When the fallout from the Enron scandal first heightened the scrutiny on corporate accounting, few observers realized that private-company CFOs were feeling the heat too. Indeed, private-company finance chiefs have publicly said that preparing financial statements to satisfy the needs of lenders and investors has become more costly and complex since the Enron debacle raised the price tag of preparing financial reports under generally accepted accounting principles (GAAP).
Whether the cost and complexity issue is addressed sooner — or later — is still not clear, says Judith O’Dell, the newly appointed chairman of the Committee on Private Company Financial Reporting. But her committee, born in 2005 as a task force under the American Institute of Certified Public Accountants, aims to figure out whether new and current accounting standards should differ for private companies.
“In a sense, we’re deciding once and for all to either keep discussing this topic or put it to bed,” Daniel Noll, AICPA’s director of accounting standards, told CFO.com. The 13-member board will act independently of its co-sponsors, the AICPA and the Financial Accounting Standards Board, and periodically present its recommendations to FASB, which will hand down final decisions.
Both the AICPA and FASB have said they don’t want to spawn a miniaturized version of GAAP. “The objective of the change is not to create a separate, new set of GAAP requirements for private companies,” they said in an invitation for comment.
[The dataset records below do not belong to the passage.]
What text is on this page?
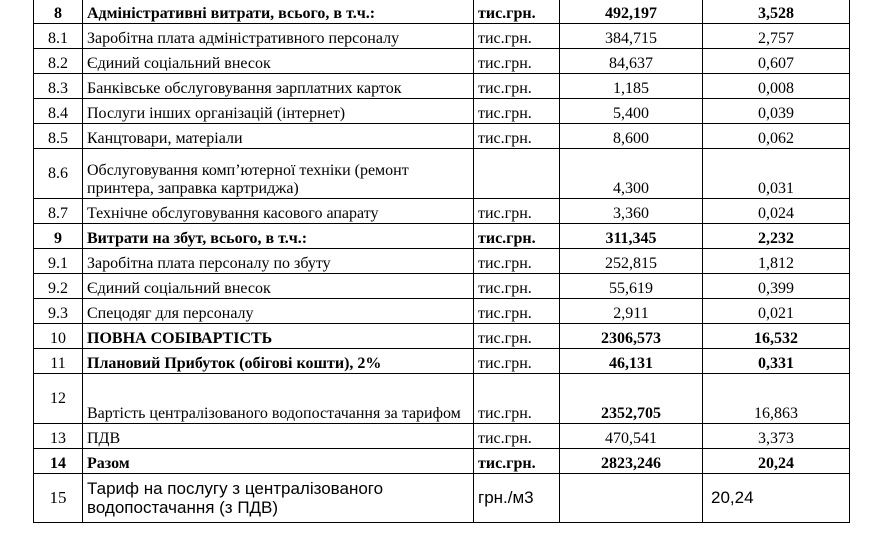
8	Адміністративні витрати, всього, в т.ч.:	тис.грн.	492,197	3,528
8.1	Заробітна плата адміністративного персоналу	тис.грн.	384,715	2,757
8.2	Єдиний соціальний внесок	тис.грн.	84,637	0,607
8.3	Банківське обслуговування зарплатних карток	тис.грн.	1,185	0,008
8.4	Послуги інших організацій (інтернет)	тис.грн.	5,400	0,039
8.5	Канцтовари, матеріали	тис.грн.	8,600	0,062
8.6	Обслуговування комп’ютерної техніки (ремонт принтера, заправка картриджа)		4,300	0,031
8.7	Технічне обслуговування касового апарату	тис.грн.	3,360	0,024
9	Витрати на збут, всього, в т.ч.:	тис.грн.	311,345	2,232
9.1	Заробітна плата персоналу по збуту	тис.грн.	252,815	1,812
9.2	Єдиний соціальний внесок	тис.грн.	55,619	0,399
9.3	Спецодяг для персоналу	тис.грн.	2,911	0,021
10	ПОВНА СОБІВАРТІСТЬ	тис.грн.	2306,573	16,532
11	Плановий Прибуток (обігові кошти), 2%	тис.грн.	46,131	0,331
12	Вартість централізованого водопостачання за тарифом	тис.грн.	2352,705	16,863
13	ПДВ	тис.грн.	470,541	3,373
14	Разом	тис.грн.	2823,246	20,24
15	Тариф на послугу з централізованого водопостачання (з ПДВ)	грн./м3		20,24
Instead, they have a more modest goal: FASB should get better input from a private-company perspective when it sets standards.
Still, at this early stage, it is difficult to tell which committee recommendations will rise to the top of the priority pile, contends O’Dell, who has served on AICPA’s board and worked with FASB’s overseer, the Financial Accounting Foundation. To be sure, during the next two months, she will work to recruit 12 other committee members. “I don’t want to preset the agenda for them; this is something that we will take up at our first meeting as we try to prioritize,” she told CFO.com. “I think we’ll see what’s coming down the pipeline and see how that will affect the private-company constituency.”
Nevertheless, O’Dell points out that while working as an accounting practitioner, certain issues caught her eye; namely, how private companies should account for variable-interest entities (called special-purpose entities before Enron’s collapse), as well as share-based compensation expenses. For example, she recalls situations in which the banks lending to private companies preferred that corporate borrowers avoid consolidating VIEs onto the parent company’s financial statements. Currently, some companies consolidate VIEs under FASB’s FIN No. 46, Consolidation of Variable Interest Entities.
Regarding shared-based compensation, O’Dell points out that nonpublic companies don’t use the same metrics as public companies to measure share value. Absent publicly traded stocks, and the attendant market, private companies have to hire a consultant to annually value their shares, and generally don’t have a consistent metric to follow.